By day I’m an elementary school reading specialist, so my main duty is helping kids learn strategies to make them better readers, but that’s not really what it’s all about for me. I want my students feel seen and heard. And although I’m their teacher, I’d also like them to think of me as a friend, someone to bounce ideas off of and who would have their back if the going got tough. I teach reading, but more than that, I want them to know just how valuable they are, to take pride in themselves and understand that they are more than test scores and reading levels. I think if I can play some small part in that, then I’ve done my job. Better reading is just a byproduct of greater self-worth. And I absolutely think that responsibility has grown since I started teaching eighteen years ago. Our society is so much different today, but deep down the kids are the same. They still need love, understanding, and someone to cheer them on and point them in the right direction when things are rough. They still need to know we care.

Care to share about your writing process?
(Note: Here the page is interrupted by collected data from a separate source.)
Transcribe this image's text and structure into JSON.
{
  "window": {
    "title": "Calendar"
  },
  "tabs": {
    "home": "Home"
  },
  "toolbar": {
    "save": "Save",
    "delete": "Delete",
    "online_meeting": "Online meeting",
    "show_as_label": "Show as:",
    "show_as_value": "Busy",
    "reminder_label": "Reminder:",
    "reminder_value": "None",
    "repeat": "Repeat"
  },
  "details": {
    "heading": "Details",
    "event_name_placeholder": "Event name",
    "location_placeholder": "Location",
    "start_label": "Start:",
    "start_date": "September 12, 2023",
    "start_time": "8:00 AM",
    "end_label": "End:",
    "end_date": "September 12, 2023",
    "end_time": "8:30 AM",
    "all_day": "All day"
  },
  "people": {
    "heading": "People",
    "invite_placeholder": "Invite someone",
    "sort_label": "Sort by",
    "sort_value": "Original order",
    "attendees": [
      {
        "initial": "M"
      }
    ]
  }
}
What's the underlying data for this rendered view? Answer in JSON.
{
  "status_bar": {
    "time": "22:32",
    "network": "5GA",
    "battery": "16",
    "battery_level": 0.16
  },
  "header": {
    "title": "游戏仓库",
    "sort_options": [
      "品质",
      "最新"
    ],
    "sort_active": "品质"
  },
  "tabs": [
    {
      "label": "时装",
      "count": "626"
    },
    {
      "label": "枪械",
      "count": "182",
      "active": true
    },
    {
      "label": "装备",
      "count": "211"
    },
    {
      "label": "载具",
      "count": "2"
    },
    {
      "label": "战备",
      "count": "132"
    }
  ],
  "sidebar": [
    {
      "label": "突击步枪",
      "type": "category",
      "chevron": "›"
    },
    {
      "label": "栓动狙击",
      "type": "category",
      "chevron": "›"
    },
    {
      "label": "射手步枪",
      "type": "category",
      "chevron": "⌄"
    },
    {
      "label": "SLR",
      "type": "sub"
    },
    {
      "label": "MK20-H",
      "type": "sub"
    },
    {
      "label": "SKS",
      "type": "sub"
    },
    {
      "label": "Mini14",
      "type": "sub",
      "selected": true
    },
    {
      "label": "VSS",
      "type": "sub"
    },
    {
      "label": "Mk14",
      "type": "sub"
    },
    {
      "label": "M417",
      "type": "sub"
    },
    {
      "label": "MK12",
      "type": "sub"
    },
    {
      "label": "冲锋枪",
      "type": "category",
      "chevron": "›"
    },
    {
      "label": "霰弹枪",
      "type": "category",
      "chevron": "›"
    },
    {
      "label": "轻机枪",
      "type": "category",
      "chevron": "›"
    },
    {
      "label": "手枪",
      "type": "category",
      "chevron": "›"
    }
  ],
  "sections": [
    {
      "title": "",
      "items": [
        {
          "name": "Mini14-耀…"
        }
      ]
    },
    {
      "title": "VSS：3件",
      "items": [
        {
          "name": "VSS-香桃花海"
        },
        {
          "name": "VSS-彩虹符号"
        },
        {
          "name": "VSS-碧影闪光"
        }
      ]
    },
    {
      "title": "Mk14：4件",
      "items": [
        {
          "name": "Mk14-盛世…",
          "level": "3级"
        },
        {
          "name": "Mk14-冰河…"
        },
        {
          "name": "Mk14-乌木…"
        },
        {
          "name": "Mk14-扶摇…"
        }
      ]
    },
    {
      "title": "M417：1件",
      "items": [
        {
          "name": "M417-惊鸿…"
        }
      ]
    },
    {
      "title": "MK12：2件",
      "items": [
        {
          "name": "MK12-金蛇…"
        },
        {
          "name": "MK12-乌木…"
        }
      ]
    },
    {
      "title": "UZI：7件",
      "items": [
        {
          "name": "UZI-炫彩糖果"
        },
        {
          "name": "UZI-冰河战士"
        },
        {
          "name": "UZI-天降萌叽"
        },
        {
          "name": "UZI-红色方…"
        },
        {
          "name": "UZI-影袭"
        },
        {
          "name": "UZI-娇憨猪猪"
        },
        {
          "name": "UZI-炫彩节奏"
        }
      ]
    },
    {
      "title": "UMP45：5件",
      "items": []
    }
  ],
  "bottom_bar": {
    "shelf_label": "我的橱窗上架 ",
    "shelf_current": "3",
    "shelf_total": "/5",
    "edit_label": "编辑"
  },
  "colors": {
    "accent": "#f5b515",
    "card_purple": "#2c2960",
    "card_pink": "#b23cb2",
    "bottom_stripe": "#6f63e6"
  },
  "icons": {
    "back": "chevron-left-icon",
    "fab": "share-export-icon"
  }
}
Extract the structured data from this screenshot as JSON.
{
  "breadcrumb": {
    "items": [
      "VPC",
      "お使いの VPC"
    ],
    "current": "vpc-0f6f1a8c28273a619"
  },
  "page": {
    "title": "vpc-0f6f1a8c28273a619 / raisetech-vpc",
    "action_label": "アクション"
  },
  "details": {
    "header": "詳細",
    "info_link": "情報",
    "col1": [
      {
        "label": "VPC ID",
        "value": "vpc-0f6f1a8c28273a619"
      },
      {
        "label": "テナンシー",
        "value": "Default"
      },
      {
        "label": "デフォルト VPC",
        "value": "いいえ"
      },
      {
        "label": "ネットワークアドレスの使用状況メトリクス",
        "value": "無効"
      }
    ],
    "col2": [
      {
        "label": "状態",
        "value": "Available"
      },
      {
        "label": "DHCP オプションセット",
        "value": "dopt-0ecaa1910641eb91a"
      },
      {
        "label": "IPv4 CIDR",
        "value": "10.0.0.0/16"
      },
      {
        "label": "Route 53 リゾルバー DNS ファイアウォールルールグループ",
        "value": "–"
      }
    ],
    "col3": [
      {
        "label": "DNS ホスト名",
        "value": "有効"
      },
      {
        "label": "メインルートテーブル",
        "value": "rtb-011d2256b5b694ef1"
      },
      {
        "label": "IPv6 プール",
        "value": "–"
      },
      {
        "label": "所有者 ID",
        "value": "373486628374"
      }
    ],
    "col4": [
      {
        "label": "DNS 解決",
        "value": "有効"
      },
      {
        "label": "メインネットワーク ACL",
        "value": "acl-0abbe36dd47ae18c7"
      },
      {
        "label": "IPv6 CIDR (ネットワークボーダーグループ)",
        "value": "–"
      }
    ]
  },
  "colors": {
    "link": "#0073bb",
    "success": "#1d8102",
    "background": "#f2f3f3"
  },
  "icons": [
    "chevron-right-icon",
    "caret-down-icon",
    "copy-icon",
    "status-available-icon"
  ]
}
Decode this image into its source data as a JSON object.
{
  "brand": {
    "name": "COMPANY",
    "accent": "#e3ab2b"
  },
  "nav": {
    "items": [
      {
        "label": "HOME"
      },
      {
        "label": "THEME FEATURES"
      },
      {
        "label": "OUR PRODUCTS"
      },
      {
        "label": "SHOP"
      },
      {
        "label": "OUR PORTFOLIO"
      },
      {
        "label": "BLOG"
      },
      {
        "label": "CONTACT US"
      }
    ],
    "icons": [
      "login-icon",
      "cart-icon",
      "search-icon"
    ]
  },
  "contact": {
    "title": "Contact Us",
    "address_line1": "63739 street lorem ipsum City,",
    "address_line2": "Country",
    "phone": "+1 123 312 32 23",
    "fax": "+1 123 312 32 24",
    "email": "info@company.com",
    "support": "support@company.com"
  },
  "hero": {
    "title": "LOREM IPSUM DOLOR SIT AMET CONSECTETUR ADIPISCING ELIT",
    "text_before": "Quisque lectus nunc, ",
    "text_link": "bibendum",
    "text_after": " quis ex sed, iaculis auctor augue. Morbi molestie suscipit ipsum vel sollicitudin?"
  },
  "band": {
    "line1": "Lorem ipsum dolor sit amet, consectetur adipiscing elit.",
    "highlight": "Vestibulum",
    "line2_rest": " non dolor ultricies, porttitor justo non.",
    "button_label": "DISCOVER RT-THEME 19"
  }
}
Tell us how this story came to life for you and the journey to getting it published. 

Fractals was an interesting journey. I read an article years ago about an artist who explored the nature of tears in some of her work. She found that different types of tears have different qualities dependent on the origin of the emotion. I know, crazy, right? Anyway, her work was published in a book called the Topography of Tears and that idea really stayed with me. I think somewhere deep in my psyche I was looking for a character that could help me explore that idea on my own, and I found her while watching a student sketch an eye one day after school. She did an amazing job and something about that sketch brought that abstract idea of different types of tears full circle, and Carly Dalton was born. Of course, the novel went through various stages. I submitted it to several agents and publishing houses early on, and it was recognized as a Claymore Award Finalist along the way. But in the end, I think I knew it was too dark to be picked up traditionally. Besides, after dipping my toes into the lake of indie publishing with my Blood Secrets series, I was more than game to do the same with Fractals.

What’s next for you?  

The million dollar question! Fractals took a lot out of me, creatively and emotionally, so right now I’m taking a much-needed pause. I am prepping to teach a spring session for my alma mater, Spalding University’s Low-Residency MFA program, and I’m looking forward to that experience. Of course, my daughter graduates from high school this year, so that is eating up some …well, let’s face it, almost all of my mental and emotional energy. But once summer hits, I’ll be jumping back into the writing trenches with my next project, another twisty, but not nearly so dark, psychological thriller. In the meantime, I’m enjoying time spent with my daughter and all her senior year “lasts.”